Looking at the feral toddlers in the park, I must consider that similar lessons are being learned here. They seem abandoned, but perhaps they are being taught not to waste their bullets on pointless anxieties. By being given as long a leash as Child Welfare allows, they are discovering that life is risk. More importantly, they are learning that they are trusted, and that they can therefore trust themselves. Before my alarmed eyes, they are growing a spine.

But my unease remains. It seems unjust that these children are learning lessons from women who should be raising their own children instead of leaving them in a township with an over-taxed grandmother. I also wonder: when the parents of these children go off to work in the morning, what do they imagine is about to happen? Do they picture a kind of antebellum idyll, with big black Mammy cooing over their honey-chile, hoping that the vast divide in personal freedoms can be ignored in a haze of nurturing? Do they have an inkling of this Lord of the Flies setup, and are secretly hoping that their township mother might inflict some of the tough love on their child that they themselves are too squeamish to offer?

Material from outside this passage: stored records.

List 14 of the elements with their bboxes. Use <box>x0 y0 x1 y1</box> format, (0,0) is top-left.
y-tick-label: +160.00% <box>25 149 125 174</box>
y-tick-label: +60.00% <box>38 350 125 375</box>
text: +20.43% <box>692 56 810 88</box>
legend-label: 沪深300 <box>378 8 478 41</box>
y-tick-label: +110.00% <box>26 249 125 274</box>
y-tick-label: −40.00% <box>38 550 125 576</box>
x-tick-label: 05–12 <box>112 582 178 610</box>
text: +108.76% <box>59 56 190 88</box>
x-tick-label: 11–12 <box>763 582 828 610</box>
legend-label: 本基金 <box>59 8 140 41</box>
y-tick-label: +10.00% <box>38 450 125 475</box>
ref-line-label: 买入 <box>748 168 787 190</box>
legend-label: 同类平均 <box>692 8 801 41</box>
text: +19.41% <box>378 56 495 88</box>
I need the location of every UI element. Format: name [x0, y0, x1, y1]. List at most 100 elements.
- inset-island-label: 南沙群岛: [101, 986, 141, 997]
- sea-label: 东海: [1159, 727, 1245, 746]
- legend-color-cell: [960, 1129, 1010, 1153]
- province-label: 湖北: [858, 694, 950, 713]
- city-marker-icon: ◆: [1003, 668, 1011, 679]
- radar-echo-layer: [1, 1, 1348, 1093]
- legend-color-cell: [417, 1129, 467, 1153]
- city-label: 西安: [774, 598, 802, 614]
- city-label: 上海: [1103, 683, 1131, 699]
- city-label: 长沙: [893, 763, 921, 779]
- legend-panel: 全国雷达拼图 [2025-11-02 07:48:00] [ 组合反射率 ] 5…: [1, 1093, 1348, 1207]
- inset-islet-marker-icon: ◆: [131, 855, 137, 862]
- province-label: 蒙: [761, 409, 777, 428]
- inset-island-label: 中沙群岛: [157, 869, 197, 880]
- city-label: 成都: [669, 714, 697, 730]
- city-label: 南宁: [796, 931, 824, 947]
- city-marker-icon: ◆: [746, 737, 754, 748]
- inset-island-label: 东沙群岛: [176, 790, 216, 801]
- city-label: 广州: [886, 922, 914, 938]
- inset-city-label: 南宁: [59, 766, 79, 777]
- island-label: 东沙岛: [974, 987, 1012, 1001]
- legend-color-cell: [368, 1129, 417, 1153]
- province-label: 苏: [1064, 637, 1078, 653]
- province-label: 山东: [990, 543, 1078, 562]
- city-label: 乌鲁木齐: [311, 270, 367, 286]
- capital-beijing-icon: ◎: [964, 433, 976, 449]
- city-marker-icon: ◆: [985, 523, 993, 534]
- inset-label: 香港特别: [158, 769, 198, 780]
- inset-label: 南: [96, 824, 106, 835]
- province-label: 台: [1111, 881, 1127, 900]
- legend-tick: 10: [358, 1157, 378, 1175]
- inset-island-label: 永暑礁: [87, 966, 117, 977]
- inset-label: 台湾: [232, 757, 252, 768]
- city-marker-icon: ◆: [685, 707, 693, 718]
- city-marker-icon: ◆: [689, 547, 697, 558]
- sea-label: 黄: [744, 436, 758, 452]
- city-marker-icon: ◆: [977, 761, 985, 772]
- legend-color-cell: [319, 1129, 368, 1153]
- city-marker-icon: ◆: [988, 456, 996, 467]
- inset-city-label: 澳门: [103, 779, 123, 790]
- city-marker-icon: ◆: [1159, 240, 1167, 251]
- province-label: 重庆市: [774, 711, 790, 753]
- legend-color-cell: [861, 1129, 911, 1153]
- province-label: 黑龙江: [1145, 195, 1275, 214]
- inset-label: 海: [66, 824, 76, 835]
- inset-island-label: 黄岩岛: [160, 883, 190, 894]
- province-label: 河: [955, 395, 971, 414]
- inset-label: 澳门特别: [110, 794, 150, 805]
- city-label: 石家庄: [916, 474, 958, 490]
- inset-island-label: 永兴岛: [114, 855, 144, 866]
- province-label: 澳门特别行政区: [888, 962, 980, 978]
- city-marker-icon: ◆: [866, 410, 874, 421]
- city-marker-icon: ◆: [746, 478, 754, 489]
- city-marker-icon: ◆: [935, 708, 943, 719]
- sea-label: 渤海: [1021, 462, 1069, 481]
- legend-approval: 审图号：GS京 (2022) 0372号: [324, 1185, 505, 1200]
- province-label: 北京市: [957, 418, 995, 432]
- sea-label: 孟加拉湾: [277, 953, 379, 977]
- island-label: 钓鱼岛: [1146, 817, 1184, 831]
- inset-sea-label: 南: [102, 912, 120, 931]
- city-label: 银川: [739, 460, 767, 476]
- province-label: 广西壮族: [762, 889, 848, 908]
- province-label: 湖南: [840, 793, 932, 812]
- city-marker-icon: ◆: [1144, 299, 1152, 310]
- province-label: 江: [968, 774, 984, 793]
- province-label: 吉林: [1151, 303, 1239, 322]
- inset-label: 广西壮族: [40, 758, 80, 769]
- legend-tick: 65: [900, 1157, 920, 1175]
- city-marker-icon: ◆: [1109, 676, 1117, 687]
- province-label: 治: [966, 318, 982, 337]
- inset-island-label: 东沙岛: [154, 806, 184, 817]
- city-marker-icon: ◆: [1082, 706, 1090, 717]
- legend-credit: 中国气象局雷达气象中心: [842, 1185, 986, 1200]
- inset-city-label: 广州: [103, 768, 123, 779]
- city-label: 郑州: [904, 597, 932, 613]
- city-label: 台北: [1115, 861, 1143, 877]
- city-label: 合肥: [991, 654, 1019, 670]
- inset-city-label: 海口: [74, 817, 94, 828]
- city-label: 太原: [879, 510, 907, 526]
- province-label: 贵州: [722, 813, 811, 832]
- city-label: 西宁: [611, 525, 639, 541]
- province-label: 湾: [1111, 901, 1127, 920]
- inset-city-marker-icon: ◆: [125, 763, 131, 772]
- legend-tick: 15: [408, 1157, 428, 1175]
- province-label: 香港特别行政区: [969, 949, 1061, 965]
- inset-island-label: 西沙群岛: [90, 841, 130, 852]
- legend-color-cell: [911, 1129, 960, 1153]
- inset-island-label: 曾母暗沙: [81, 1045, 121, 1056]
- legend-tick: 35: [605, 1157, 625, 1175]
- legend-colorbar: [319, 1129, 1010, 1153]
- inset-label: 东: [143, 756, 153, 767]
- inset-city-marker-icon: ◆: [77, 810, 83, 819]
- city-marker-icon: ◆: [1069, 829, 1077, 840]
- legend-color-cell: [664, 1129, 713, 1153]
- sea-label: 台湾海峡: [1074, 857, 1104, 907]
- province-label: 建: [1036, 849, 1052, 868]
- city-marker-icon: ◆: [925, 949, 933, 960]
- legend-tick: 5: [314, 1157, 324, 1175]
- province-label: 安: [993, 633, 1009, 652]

Or is it something in between, a complex relationship that fluctuates between guilt, gratitude, pragmatism and denial?

Whatever the relationship is, it ends; and when it ends, it is left unresolved. We discuss the politics of employing poor black women to raise comfortable white children; we engage with the economics of it. But somehow the psychology of it, of having a second mother who is then sent away by one’s first mother, remains unspoken. Perhaps those who have had nannies don’t know how to talk about that strange vanishing in their pasts, because it was long ago and tinged with loss they don’t understand. I still remember how Priscilla smelled; of Vaseline and Zambuck, now and then of snuff. But I can’t remember why she left, or whether or not I told anyone that I was sad to see her go. For white children, that relationship ends in silence; but the sound of silence lingers on for years.

The toddlers in the shrubbery are being infected with life but also imbued with a sense of belonging to an African mother, to an African whole. When they go home they will be scrubbed and disinfected. It would be nice if some of the soil remained inside them.